La hija del jefe del clan Petrov, con quien los Volkov habían acordado una alianza que, según me explicó Irina con la discreción de quien da información sin parecerlo, llevaba un año en construcción y que el compromiso oficial se sellaría en pocas semanas.
La vi desde la ventana del piso de arriba antes de que entrara. La vi con la misma claridad con que se ve algo peligroso: no porque hiciera nada amenazador, sino por que Alekséi la recibió en la entrada, con esa cordialidad exacta y medida que era la versión pública de la frialdad que yo había experimentado en el desayuno. Y por la manera en que ella se movía a su lado: asumí que ya consideraba este lugar suyo aunque todavía no tenga ningún papel para avalarlo.
Me alejé de la ventana.
Bajé a buscar un libro a la biblioteca de la planta baja.
La biblioteca era el único lugar de esta mansión que yo asociaba con paz. Dmitri me había enseñado a leer en ese cuarto, sentados en los sillones junto a la chimenea los sábados de invierno. Era el espacio más honesto de la casa: no había cámaras visibles, no había guardias apostados en las esquinas, solo las paredes de libros, el olor a papel y el silencio donde se puede pensar.
Estaba eligiendo entre dos títulos cuando la escuché entrar.
Los pasos eran demasiado elegantes para ser accidentales.
-Qué sorpresa -dijo Nadia.
Me giré. Estaba en el umbral de la biblioteca con una sonrisa en el rostro que tenía todas las formas correctas y ninguno de los sentimientos que debería acompañarlas.
-Hola -dije.
-Eres Michelle. -No fue una pregunta, era una confirmación del tipo que hace alguien que ya investigó-. Dmitri nos habló de ti. La pequeña "Misha" que estaba en el extranjero.
-La misma.
Se acercó despacio. No había nada de imposición en su gesto, al contrario parecía entender perfectamente que lugar ocupaba yo en esta casa y estaba tanteando que tanto podía probarme pero, sin que lo parezca.
-Soy Nadia Petrov -dijo extendiendo la mano-. La prometida de Alekséi.
Le estreché la mano.
-Lo sé -dije.
Sus ojos me recorrieron con toda la apariencia de curiosidad y que era, claramente, la apreciación de una víbora profesional.

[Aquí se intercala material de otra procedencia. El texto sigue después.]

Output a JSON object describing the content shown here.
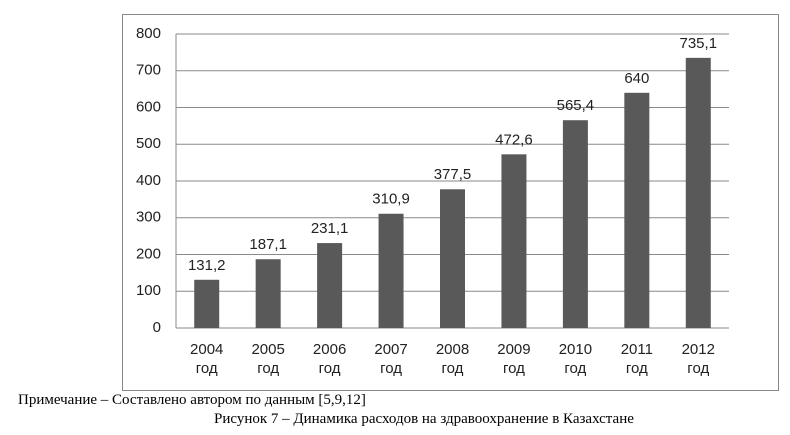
{
  "chart_data": {
    "type": "bar",
    "categories": [
      "2004 год",
      "2005 год",
      "2006 год",
      "2007 год",
      "2008 год",
      "2009 год",
      "2010 год",
      "2011 год",
      "2012 год"
    ],
    "values": [
      131.2,
      187.1,
      231.1,
      310.9,
      377.5,
      472.6,
      565.4,
      640,
      735.1
    ],
    "value_labels": [
      "131,2",
      "187,1",
      "231,1",
      "310,9",
      "377,5",
      "472,6",
      "565,4",
      "640",
      "735,1"
    ],
    "color": "#595959",
    "ylim": [
      0,
      800
    ],
    "yticks": [
      0,
      100,
      200,
      300,
      400,
      500,
      600,
      700,
      800
    ],
    "grid": true
  },
  "note": "Примечание – Составлено автором по данным [5,9,12]",
  "caption": "Рисунок 7 – Динамика расходов на здравоохранение в Казахстане"
}
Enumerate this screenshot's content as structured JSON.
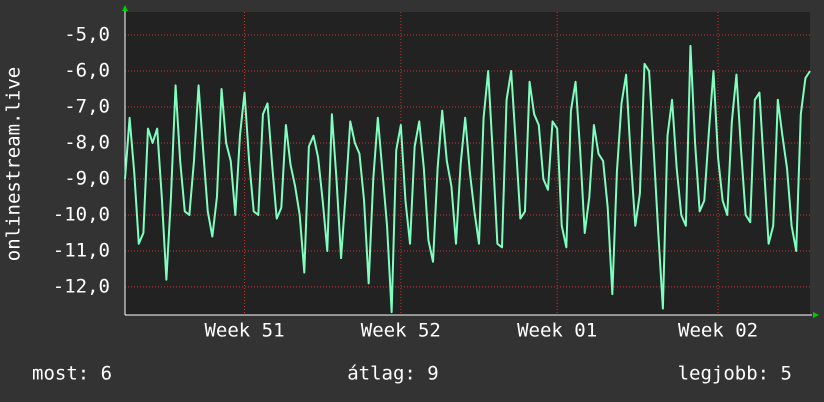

-¿Cuánto tiempo te vas a quedar? -preguntó.
-El tiempo que necesite.
-Claro. -Sonrió-. Con la salud de Dmitri, tiene sentido que la familia esté cerca.
La manera en que dijo 'familia' no me gustó. La palabra funcionó como un guante prestado, uno que estaba probando en mi mano para ver si encajaba.
-¿Llevas mucho tiempo viniendo a la mansión? -pregunté, siguiéndole el juego.
-Desde que Alekséi y yo formalizamos la relación. Seis meses. - Se movió hacia las estanterías, pasando los dedos por los lomos de los libros, con una posesividad natural-. Es una casa extraordinaria. Cuando nos casemos haré algunos cambios, claro. Modernizarla un poco. Pero la estructura es hermosa.
"Cuando nos casemos haré algunos cambios."
Dicho frente a mí, la hija de la casa, en la biblioteca, sin considerar que esa frase pueda molestarme porque ya decidió que su opinión es la única que importa.
-Estoy segura de que quedará muy bien -dije.
Cogí el libro que había elegido y me fui.
En el corredor, me crucé con Alekséi que venía en dirección opuesta. Se detuvo. Me miró un segundo.
-¿Todo en orden? -preguntó.
-Perfectamente -dije.
Seguí caminando.
Detrás de mí, escuché que él entraba a la biblioteca. Escuché la voz de Nadia, más suave ahora, más calculadamente melosa.
Subí las escaleras con el libro apretado entre los dedos y convencida de que Nadia Petrov me había declarado algo en esa biblioteca sin usar ni una sola palabra que pudiera citarse como amenaza.
Y de que yo acababa de entender exactamente qué tipo de juego se jugaba en esta mansión; un hombre.